Jako siedmiolatka wystąpiła w komedi sensacyjnej „Looking to Get Out” Hala Ashby-ego, której współscenarzystą i gwiazdą był Voight. Spodobała się jej zabawa w aktorstwo, a matka zachęcała ją do dalszych prób. Liczyła, że nowa pasja odciągnie Angeliną od fatalnego towarzystwa. I rzeczywiście. Zamiast włóczyć się po knajpach z grupą punków, Angelina wolała chodzić na kursy do Actors’ Studio.

Kiedy Jolie miała 15 lat, ubiegała się o rolę napisaną z myślą o mężczyźnie – zwalistym, grubym Niemcu po czterdziestce. Zgłosiła się na casting, znakomicie udając niemiecki akcent i ... została zaangażowana. Zamiast herr Wagnera w spektaklu „Room Service” pojawiła się frau Wagner. Na widowni siedział dumny tata Voight. – Pomyślałem, że jest bardzo do mnie podobna. Szuka najbardziej zakręconych ról u ma w nosie, co inni sobie o niej pomyślą. Powiedziałem jej, że musi zostać aktorką.

Angelina posłuchała rady ojca. W wieku 16 lat wyprowadziła się z domu. Dalej uczyła się aktorstwa. W ramach treningu występowała w teledyskach Meat Loaf, Lenny’ego Kravitza i The Lemmonheads. Wzięła też udział w pięciu etiudach dyplomowych swojego brata Jamesa Havena Voighta. Dorabiała jako modelka. Nie lubiła tego zajęcia, bo nie lubiła siebie. Trudno w to uwierzyć, ale Jolie, niekwestionowany symbol seksu i ideał kobiecej urody, jako nastolatka uważała, że jest brzydka. Dziś mówi, że wygląda dziwacznie. Pięknieje podobno tylko pod wpływem miłości.

 

Krwawe gody

Pierwszy raz zakochana była w wieku 14 lat. Jej chłopak mieszkał razem z nią w jej rodzinnym domu. Sypiali nawet w jednym łóżku i uprawiali „bezpieczny seks”. Ale do ślubu nie doszło, bo po  dwóch latach Jolie uznała, że jeszcze nie dojrzała do stałego związku i woli być sama.

Samotność znudziła się jej cztery lata później. W marcu 1996 roku wyszła za mąż za Jonny’ego Lee Millera, angielskiego aktora, którego poznała na planie „Hakerów” Iaina Softleya. Ich ślub nie należał do konwencjonalnych. Angelina była ubrana w skórzane czarne spodnie i białą bluzkę, na której własną krwią wypisała imię ukochanego. W ramach ceremoni małżonkowie wymienili więzy krwi. Ale ich związek nie przetrwał długo. Jolie nie mogła znieść, że  Johnny więcej czasu spędzał na graniu w „Tomb Raidera” niż w jej towarzystwie.

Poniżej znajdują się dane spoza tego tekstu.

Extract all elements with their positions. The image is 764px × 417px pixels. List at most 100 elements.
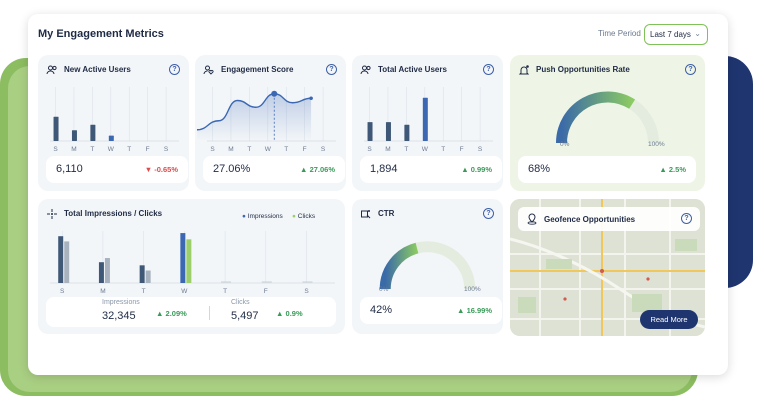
x-tick-label: M xyxy=(71,146,76,153)
x-tick-label: S xyxy=(164,146,169,153)
card-total-active-users: Total Active Users ? S M T W T F S 1,894 ▲ 0.9… xyxy=(352,55,503,191)
x-tick-label: W xyxy=(422,146,429,153)
page-title: My Engagement Metrics xyxy=(38,28,164,40)
time-period-select[interactable]: Last 7 days ⌄ xyxy=(644,24,708,45)
bar xyxy=(404,124,410,141)
help-icon[interactable]: ? xyxy=(483,208,494,219)
end-point xyxy=(309,96,313,101)
delta-value: 0.99% xyxy=(470,165,492,174)
up-arrow-icon: ▲ xyxy=(461,165,469,174)
bar xyxy=(71,130,77,141)
x-tick-label: F xyxy=(303,146,307,153)
x-tick-label: T xyxy=(142,288,146,295)
metric-box: 6,110 ▼ -0.65% xyxy=(46,156,188,183)
users-icon xyxy=(360,65,371,75)
bar xyxy=(186,239,192,283)
card-title: Engagement Score xyxy=(221,65,294,74)
metric-value: 27.06% xyxy=(213,163,251,175)
time-period-label: Time Period xyxy=(598,29,641,38)
metric-value: 68% xyxy=(528,163,551,175)
x-tick-label: S xyxy=(304,288,309,295)
gauge-fill xyxy=(556,91,636,144)
x-tick-label: F xyxy=(460,146,464,153)
engagement-panel: My Engagement Metrics Time Period Last 7… xyxy=(28,14,728,375)
help-icon[interactable]: ? xyxy=(483,64,494,75)
delta-value: 16.99% xyxy=(466,306,492,315)
impressions-delta: ▲ 2.09% xyxy=(156,309,187,318)
legend-dot-icon: ● xyxy=(292,213,296,220)
x-tick-label: W xyxy=(181,288,188,295)
bar xyxy=(422,97,428,141)
down-arrow-icon: ▼ xyxy=(144,165,153,174)
legend-label: Impressions xyxy=(247,213,283,220)
x-tick-label: S xyxy=(321,146,326,153)
read-more-button[interactable]: Read More xyxy=(640,310,698,329)
impressions-value: 32,345 xyxy=(102,310,136,322)
bar xyxy=(58,236,64,283)
card-title: Total Active Users xyxy=(378,65,447,74)
card-impressions-clicks: Total Impressions / Clicks ● Impressions… xyxy=(38,199,345,334)
metric-delta: ▲ 27.06% xyxy=(300,165,335,174)
clicks-label: Clicks xyxy=(231,299,250,306)
area-fill xyxy=(197,93,312,141)
card-ctr: CTR ? 0% 100% 42% ▲ 16.99% xyxy=(352,199,503,334)
divider xyxy=(209,306,210,320)
metric-delta: ▲ 2.5% xyxy=(659,165,686,174)
cursor-click-icon xyxy=(361,210,371,219)
help-icon[interactable]: ? xyxy=(169,64,180,75)
x-tick-label: T xyxy=(90,146,94,153)
metric-box: 42% ▲ 16.99% xyxy=(360,297,502,324)
bar xyxy=(98,262,104,283)
help-icon[interactable]: ? xyxy=(685,64,696,75)
metric-box: 68% ▲ 2.5% xyxy=(518,156,696,183)
card-title: CTR xyxy=(378,209,395,218)
up-arrow-icon: ▲ xyxy=(457,306,465,315)
metric-delta: ▲ 16.99% xyxy=(457,306,492,315)
help-icon[interactable]: ? xyxy=(326,64,337,75)
bar xyxy=(139,265,145,283)
area-line xyxy=(196,93,312,131)
card-geofence: Geofence Opportunities ? Read More xyxy=(510,199,705,336)
up-arrow-icon: ▲ xyxy=(276,309,284,318)
x-tick-label: S xyxy=(478,146,483,153)
bar xyxy=(90,124,96,141)
metric-value: 6,110 xyxy=(56,163,83,175)
metric-value: 42% xyxy=(370,304,393,316)
gauge-fill xyxy=(379,242,419,290)
x-tick-label: M xyxy=(100,288,105,295)
x-tick-label: T xyxy=(284,146,288,153)
help-icon[interactable]: ? xyxy=(681,213,692,224)
delta-value: 27.06% xyxy=(309,165,335,174)
card-push-opportunities: Push Opportunities Rate ? 0% 100% 68% ▲ … xyxy=(510,55,705,191)
x-tick-label: S xyxy=(60,288,65,295)
x-tick-label: W xyxy=(265,146,272,153)
metric-delta: ▼ -0.65% xyxy=(145,165,178,174)
sparkle-icon xyxy=(47,209,57,219)
chevron-down-icon: ⌄ xyxy=(694,29,701,38)
bar xyxy=(64,241,70,283)
gauge-max-label: 100% xyxy=(648,141,665,148)
x-tick-label: S xyxy=(53,146,58,153)
delta-value: 2.5% xyxy=(668,165,686,174)
highlight-point xyxy=(271,90,278,97)
up-arrow-icon: ▲ xyxy=(300,165,308,174)
metric-box: 1,894 ▲ 0.99% xyxy=(360,156,502,183)
metric-value: 1,894 xyxy=(370,163,398,175)
bar xyxy=(104,258,110,283)
x-tick-label: T xyxy=(247,146,251,153)
location-icon xyxy=(527,213,537,225)
bar xyxy=(367,122,373,141)
x-tick-label: M xyxy=(228,146,233,153)
x-tick-label: T xyxy=(441,146,445,153)
gauge-max-label: 100% xyxy=(464,286,481,293)
legend-label: Clicks xyxy=(297,213,316,220)
metric-delta: ▲ 0.99% xyxy=(461,165,492,174)
up-arrow-icon: ▲ xyxy=(659,165,667,174)
x-tick-label: F xyxy=(146,146,150,153)
gauge-min-label: 0% xyxy=(379,286,389,293)
users-icon xyxy=(46,65,57,75)
clicks-delta: ▲ 0.9% xyxy=(276,309,303,318)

Drugim (i jak na razie ostatnim) mężem Angeliny był Billy Bob Thornton. Spotkali się w 1999 roku na planie komedii „Pushing Tie” Mike’a Newella, w której zagrali nomen omen małżeństwo. Pobrali się 8 marca 2000 roku. – Dopóki nie poznałam Billy’ego Boba, nie wiedizałam, co to nzaczy naprawdę kochać. Kocham go tak bardzo, że mogłabym go zabić z miłości – mówiła Jolie

I na każdym kroku tę miłość manifestowała. Zrobiła sobie dwa tatuaże z imieniem ukochanego (jeden na ramieniu, drugi w miejscu intymnym). Nie rozstawała się z fiolką wypełnioną krwią Thorntona. On również wydawał się być zakochanym -  pisał dla Angeliny piosenki, a kiedy wyjeżdżała na plan filmowy, wydzwaniał do niej codziennie.

Jendak i to małżeństwo nie przetrwało długo. Od ponad roku Angelina znowu jest rozwódką, ale podobno nie w głowie jej kolejne romanse. W jej zyciu liczy się teraz tylko jeden mężczyzna – adoptowany synek Maddox, sierota z kambodżańskiego przytułku. A poza tym filmowa kariera Angeliny rozwija się w coraz szybszym tempie.

 

Noże, broń i oscar

W sześć lat z nikomu nieznanej aktorki telewizyjnej stała się wielką gwiazdą. Pierwszym przełomem była rola Gii Carangi, modalki, która umarła na AIDS. Angelina dostała za nią Złoty Glob. Drugim – rola neurotyczki o samobójczych skłonnościach w „Przerwanej lekcji muzyki” Jamesa Mangolda. Sukces Angelina przypieczętowała rolami w „Kolekcjonerze kości” Philipa Noyce’a i dwóch częściach „Tomb Raidera”.

Czy jolie jest dobra aktorką – to, mimo zdobytego prze nią Oscara, sprawa dyskusyjna. Jest natomiast bez wątpienia najbarwniejszych osobowości Hollywood. Kolekcjonuje noże, broń i tatuaże. Klnie jak szewc.

Z drugiej strony angażuje się w akcje społeczne i polityczne. Została ambasadorem dobrej woli przy ONZ. Ofiarowała milion dolarów na uchodźców z Afganistanu, którzy ucierpieli w czasie amerykańskiej inwazji. Producent Jerry Bruckenheimer powiedział o Jolie: - Jest w jej oczach coś, co mówi: „niejedno w życiu przeżyłam”. Trudno nie przyznać mu racji.